The Johns Hopkins scientists, including first authors Lindsay Rizzardi and Peter Hickey, began their research with 45 brain tissue samples taken from six people (three males and three females, ages 37–57) who were not diagnosed with psychiatric or neurologic conditions and, upon their death, had donated their brains to biobanks at the National Institutes of Health and University of Maryland.
The samples were taken from four regions of the brain: the dorsolateral prefrontal cortex, which controls decision-making and social behaviors; the anterior cingulate gyrus, known for its link to emotions and behavior; the hippocampus, which is responsible for learning and memory; and the nucleus accumbens, the site for processing reward behavior. By comparing samples from the same individual across different brain regions and cell populations, it is possible to rule out the confounding effect of genetics and many environmental exposures, such as smoking, says Hansen.

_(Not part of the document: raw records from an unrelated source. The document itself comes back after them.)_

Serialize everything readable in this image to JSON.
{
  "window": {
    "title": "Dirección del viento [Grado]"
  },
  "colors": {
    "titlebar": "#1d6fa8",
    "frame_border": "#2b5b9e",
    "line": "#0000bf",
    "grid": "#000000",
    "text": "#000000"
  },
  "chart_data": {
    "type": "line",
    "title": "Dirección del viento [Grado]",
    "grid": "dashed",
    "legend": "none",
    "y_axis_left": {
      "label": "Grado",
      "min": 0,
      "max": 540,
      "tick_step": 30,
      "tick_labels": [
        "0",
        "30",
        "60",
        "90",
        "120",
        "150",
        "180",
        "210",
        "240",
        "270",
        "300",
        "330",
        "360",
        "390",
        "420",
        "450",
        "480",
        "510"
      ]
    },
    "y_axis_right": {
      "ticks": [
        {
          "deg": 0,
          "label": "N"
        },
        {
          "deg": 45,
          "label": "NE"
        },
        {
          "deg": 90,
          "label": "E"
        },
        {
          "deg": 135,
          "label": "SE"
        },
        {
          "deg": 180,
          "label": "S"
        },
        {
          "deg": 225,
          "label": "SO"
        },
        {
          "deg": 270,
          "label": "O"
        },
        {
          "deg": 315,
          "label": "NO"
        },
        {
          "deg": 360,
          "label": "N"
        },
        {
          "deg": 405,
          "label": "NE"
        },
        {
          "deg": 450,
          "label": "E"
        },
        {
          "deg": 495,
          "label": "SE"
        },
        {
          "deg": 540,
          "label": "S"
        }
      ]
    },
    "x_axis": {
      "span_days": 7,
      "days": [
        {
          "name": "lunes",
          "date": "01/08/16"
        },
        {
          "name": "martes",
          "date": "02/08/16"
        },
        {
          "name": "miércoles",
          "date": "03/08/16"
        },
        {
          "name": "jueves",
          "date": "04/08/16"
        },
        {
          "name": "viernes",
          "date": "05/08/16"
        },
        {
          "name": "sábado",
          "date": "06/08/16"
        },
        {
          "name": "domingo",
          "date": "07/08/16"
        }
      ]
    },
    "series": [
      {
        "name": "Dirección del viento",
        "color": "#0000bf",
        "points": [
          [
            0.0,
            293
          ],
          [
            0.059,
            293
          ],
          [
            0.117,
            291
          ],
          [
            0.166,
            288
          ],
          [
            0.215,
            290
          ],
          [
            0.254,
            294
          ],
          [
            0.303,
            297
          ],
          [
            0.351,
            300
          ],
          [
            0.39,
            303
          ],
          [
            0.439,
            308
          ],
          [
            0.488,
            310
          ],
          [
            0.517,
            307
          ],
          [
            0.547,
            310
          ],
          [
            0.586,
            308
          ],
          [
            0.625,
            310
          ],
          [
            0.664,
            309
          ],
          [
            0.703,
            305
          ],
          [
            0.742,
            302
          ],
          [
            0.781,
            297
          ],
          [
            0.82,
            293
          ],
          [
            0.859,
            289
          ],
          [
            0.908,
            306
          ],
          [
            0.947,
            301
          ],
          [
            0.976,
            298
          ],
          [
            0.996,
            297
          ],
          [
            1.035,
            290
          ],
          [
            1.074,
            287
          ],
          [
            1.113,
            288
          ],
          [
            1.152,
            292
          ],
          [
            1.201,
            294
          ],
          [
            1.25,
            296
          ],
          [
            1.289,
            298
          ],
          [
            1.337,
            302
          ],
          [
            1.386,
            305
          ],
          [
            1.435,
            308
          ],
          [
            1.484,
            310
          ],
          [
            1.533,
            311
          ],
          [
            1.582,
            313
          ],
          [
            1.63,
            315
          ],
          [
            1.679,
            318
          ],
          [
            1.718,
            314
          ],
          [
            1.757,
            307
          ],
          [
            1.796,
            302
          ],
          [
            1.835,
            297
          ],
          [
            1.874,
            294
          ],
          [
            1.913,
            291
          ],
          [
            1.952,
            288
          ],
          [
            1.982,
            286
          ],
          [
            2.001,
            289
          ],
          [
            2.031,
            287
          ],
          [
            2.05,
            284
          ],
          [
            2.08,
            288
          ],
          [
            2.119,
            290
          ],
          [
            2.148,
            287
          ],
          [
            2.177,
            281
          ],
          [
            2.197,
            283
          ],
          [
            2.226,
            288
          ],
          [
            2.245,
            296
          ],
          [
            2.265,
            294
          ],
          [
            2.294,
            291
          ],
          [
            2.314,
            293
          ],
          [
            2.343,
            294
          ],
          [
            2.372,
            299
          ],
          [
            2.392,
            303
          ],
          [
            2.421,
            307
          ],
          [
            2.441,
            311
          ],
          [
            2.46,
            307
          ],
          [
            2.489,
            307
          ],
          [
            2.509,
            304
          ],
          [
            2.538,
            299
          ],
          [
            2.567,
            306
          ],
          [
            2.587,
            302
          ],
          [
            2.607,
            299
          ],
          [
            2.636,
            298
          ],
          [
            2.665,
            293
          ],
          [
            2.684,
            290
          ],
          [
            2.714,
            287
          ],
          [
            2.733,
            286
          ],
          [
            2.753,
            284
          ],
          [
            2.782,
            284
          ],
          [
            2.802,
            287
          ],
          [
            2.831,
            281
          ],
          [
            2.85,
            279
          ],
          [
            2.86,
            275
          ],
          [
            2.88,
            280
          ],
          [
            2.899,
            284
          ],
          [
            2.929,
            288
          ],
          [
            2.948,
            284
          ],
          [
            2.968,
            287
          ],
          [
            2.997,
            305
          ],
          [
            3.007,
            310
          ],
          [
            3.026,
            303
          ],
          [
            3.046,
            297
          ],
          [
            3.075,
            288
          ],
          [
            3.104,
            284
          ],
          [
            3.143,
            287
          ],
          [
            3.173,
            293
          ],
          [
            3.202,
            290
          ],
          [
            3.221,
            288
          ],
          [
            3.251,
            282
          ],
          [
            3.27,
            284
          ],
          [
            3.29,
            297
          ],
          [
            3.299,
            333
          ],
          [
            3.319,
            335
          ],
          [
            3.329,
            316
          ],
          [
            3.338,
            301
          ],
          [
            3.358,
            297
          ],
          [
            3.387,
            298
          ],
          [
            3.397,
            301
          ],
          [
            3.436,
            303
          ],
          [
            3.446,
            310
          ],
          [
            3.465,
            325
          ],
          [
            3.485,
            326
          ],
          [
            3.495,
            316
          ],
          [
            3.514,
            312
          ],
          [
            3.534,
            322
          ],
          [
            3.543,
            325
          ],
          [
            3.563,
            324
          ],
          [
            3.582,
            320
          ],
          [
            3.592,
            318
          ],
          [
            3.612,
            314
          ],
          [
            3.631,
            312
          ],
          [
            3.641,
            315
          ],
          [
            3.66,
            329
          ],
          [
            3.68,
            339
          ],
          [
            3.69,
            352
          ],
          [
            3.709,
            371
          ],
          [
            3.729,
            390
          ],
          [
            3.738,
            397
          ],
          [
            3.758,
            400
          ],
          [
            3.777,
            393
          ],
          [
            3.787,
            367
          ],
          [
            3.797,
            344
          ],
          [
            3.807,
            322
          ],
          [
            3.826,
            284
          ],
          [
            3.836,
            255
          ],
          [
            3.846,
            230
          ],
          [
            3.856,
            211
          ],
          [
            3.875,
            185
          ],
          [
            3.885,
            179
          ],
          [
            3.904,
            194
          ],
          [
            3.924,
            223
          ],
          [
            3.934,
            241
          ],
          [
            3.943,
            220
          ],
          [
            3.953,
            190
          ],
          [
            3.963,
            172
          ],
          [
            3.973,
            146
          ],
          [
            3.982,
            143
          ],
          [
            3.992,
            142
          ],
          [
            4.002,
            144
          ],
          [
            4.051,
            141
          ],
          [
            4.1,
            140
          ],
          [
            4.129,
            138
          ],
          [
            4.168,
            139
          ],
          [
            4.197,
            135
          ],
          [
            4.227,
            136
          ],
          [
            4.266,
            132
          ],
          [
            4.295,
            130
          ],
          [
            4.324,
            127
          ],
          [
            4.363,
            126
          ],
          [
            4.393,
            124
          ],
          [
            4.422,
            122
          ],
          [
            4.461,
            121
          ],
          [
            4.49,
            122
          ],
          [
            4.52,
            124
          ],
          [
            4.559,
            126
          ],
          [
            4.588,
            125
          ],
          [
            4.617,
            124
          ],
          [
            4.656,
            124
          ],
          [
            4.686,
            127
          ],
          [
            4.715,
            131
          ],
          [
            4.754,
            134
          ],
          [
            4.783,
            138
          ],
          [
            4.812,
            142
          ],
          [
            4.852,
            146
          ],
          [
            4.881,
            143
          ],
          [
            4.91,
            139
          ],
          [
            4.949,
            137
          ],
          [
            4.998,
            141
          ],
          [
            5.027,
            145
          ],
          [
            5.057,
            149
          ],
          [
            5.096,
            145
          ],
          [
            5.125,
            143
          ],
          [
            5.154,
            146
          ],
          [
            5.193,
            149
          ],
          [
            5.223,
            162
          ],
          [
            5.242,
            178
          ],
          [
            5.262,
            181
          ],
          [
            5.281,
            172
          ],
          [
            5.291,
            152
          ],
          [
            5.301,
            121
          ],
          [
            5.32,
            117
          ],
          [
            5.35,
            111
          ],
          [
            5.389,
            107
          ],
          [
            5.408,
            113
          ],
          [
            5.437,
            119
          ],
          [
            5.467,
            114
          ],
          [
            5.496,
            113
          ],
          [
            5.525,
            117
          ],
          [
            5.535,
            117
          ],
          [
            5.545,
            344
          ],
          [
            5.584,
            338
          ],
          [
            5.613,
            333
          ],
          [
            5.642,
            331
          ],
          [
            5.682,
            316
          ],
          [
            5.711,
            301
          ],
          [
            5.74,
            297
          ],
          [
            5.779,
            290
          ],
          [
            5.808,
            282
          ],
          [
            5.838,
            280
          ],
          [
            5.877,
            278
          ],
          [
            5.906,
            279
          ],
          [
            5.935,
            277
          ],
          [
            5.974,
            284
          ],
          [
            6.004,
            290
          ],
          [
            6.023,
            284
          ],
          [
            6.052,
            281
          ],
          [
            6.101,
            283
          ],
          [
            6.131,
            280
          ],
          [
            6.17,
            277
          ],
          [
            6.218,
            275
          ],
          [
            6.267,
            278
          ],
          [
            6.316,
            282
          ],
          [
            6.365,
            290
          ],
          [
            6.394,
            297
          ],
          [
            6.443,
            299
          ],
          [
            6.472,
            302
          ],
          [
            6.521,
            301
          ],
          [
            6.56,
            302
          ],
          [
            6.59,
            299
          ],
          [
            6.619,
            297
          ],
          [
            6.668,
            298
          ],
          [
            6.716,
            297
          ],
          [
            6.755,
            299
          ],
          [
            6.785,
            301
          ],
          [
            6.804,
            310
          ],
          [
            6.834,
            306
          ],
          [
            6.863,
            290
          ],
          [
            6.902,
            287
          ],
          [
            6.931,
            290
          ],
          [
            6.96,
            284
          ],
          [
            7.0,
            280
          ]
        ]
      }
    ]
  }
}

The scientists purified the brain tissue samples to isolate neurons and glia, sequenced the neurons’ genome and compared the sequencing results of neurons in each brain region. Looking at the distribution of epigenetic changes across the genome, the scientists found more epigenetic diversity in 12 million base pairs (out of 3 billion) of the genome than what would normally occur in those regions by chance alone. They found that most of the differences in epigenetics occurred in neurons of the nucleus accumbens, the brain’s reward center.
Using statistical tools to evaluate the genomic sequencing results, the researchers found that at least one of eight types of epigenetic changes was positively correlated with known genetic code changes among nearly half (13 of 27) of traits linked to heritable forms of addictive behavior, schizophrenia and neuroticism. Epigenetic changes were not linked to genetic differences among heritable, non-brain-related traits such as body mass index and height.
Hansen, who is an associate professor of biostatistics at the Johns Hopkins Bloomberg School of Public Health and McKusick Nathans Institute of Genetic Medicine, explains that the strong experimental design helps eliminate differences between individuals by comparing multiple samples from different brain regions from the same individual. “Furthermore, the strength of the genetic association is also determined by existing results on the genetic architecture of these traits, which have been established from tens to hundreds of thousands of samples,” says Hansen.
“Epigenetic changes may alter cells’ identity as well as their function,” suggests Feinberg, who also is a professor of biomedical engineering, biostatistics and psychiatry and behavioral science at Johns Hopkins. “To reveal how epigenetics is linked to psychiatric conditions, the next step is to develop customized genomic arrays that capture the areas of the genome that we identified and compare them to more samples of people with and without psychiatric disease.”
The research was supported by the Office of the Director of the National Institutes of Health and the National Cancer Institute (U01MH104393n, U24CA180996).
The Johns Hopkins team of researchers also includes Varenka Rodriguez DiBlasi, Rakel Tryggvadóttir, Colin M. Callahan and Adrian Idrizi.